Résultats Pour l'ensemble des grossesses
compliquées de prééclampsie, les déclenchements
avant 37 semaines sont passés de 8 % en 1967-1978 à presque 20 %
en 1991-2003. D'une période d'étude à
l'autre, l'OR ajusté de mortinatalité est
passé, pour les grossesses avec prééclampsie
comparées aux grossesses sans prééclampsie, de 4,2
(intervalle de confiance [IC] à 95 %: 3,8 - 4,7) à 1,3 (IC
à 95%: 1,1 - 1,7). Dans le même temps, l'OR de
mortalité néonatale après prééclampsie est
resté relativement stable (1,7 en 1967-1978 et 2,0 en 1991-2003). Les
risques de décès en période post-néonatale et dans
la première enfance ont également peu changé.

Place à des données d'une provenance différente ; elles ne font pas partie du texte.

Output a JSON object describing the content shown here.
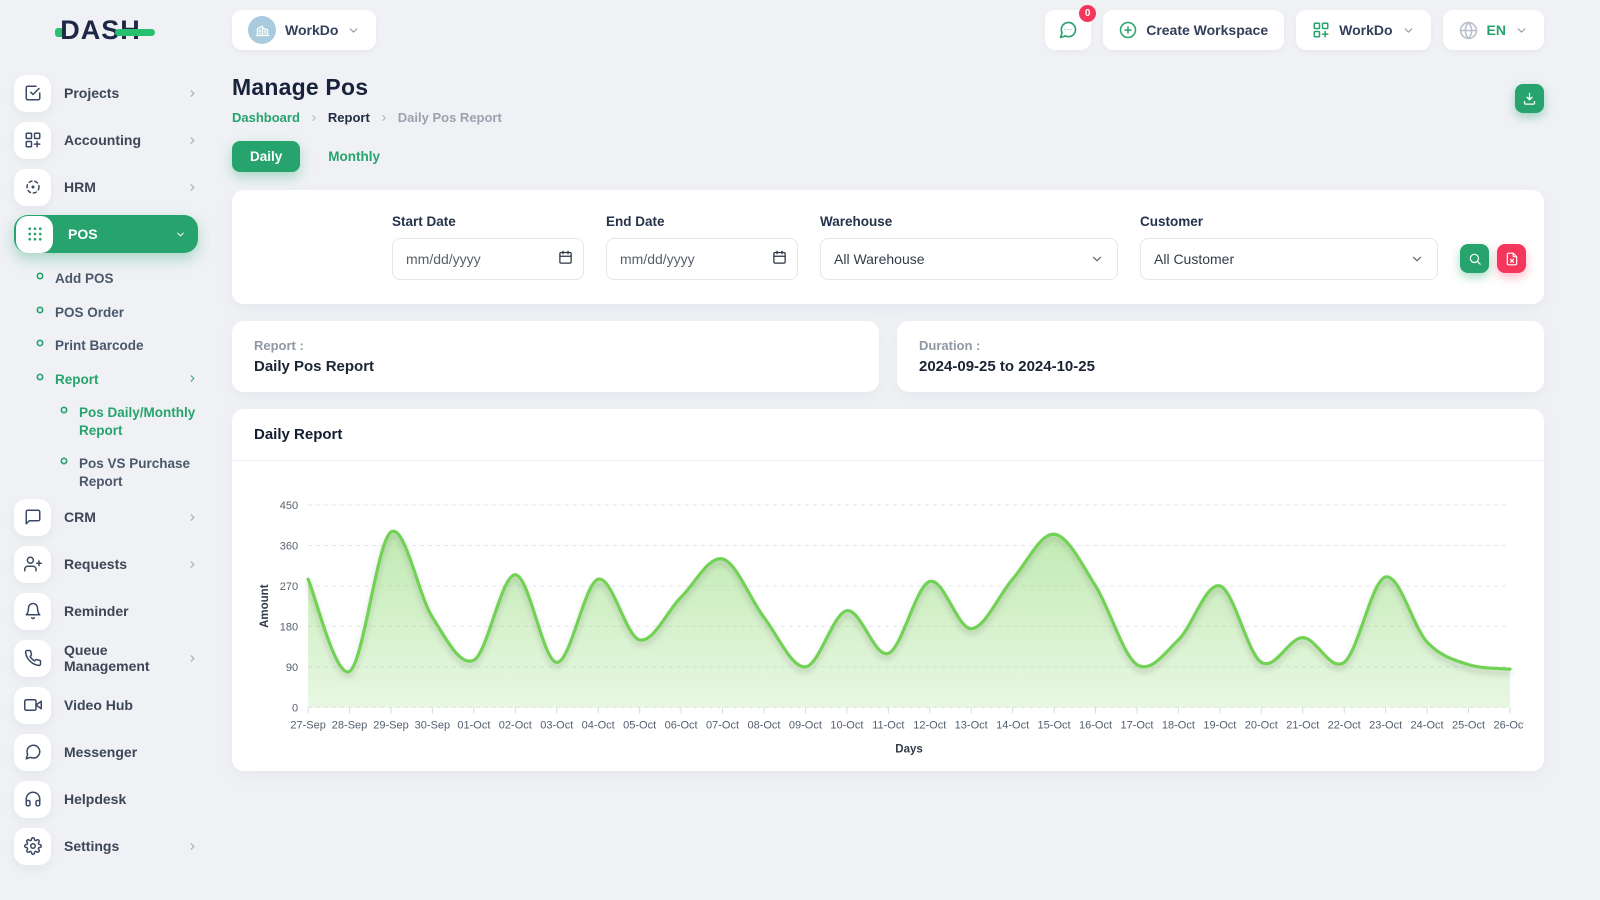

Conclusions La survie foetale dans les grossesses compliquées
de prééclampsie a fortement augmenté en Norvège au
cours des 35 dernières années, probablement en raison d'une
prise en charge clinique plus intensive. Cependant, le risque relatif de
décès néonatal après prééclampsie
n'a pas changé au cours du temps.
JAMA. 2006 ; 296 :
1357-1362
La prééclampsie est une cause bien connue de
décès
périnatal.1,2
Malgré des améliorations remarquables dans la prise en charge
clinique, la prééclampsie se termine souvent par la naissance,
après intervention médicale, d'un grand
prématuré. Même s'ils ne sont que
légèrement avant terme, les accouchements
prématurés augmentent notablement le risque de
décès
néonatal.3
Quand la prééclampsie se manifeste tôt durant la
grossesse, même quelques jours supplémentaires in utero peuvent
donc être essentiels à la survie du
nouveau-né.4,5
Une synthèse d'essais cliniques ayant comparé accouchement
différé et accouchement immédiat a effectivement
indiqué de meilleurs résultats, chez des patientes bien
sélectionnées, en cas d'accouchement
différé.5
D'un autre côté, la prééclampsie peut
progresser rapidement, entraînant des risques sévères
à la fois pour la mère et pour l'enfant en l'absence
d'intervention.
Les accouchements prématurés déclenchés pour
indication médicale évitent peut-être des naissances
d'enfants mort-nés, comme cela a été
suggéré pour les
États-Unis.6
Il est, cependant, possible que l'enfant en paye le prix par une
augmentation du risque postnatal. Un tel risque pourrait persister bien
au-delà de la période néonatale mais il est difficile
à détecter au niveau de la population dans la mesure où
il existe une tendance globale à la baisse de la mortalité
infantile. La prééclampsie est une des principales indications
d'accouchement prématuré dans les pays
développés,
7 cette tendance
ayant été encouragée en partie par l'augmentation
des possibilités de prise en charge des très grands
prématurés.5
Il est important d'évaluer l'effet net de ces changements de
pratique médicale sur la survie de l'enfant en cas de
prééclampsie. Nous avons examiné les changements survenus
au cours du temps en Norvège dans la mortalité fœtale et
infantile liée à une prééclampsie.
MÉTHODES
Nous avons utilisé les données du Registre médical
norvégien des naissances, sur une période allant de 1967
à 2003, en les reliant aux informations provenant des Statistiques
norvégiennes. Dans ce registre, ouvert en 1967, sont notées
toutes les naissances survenues à partir de la 16e semaine
d'aménorrhée (de la 12e semaine à compter de 1998)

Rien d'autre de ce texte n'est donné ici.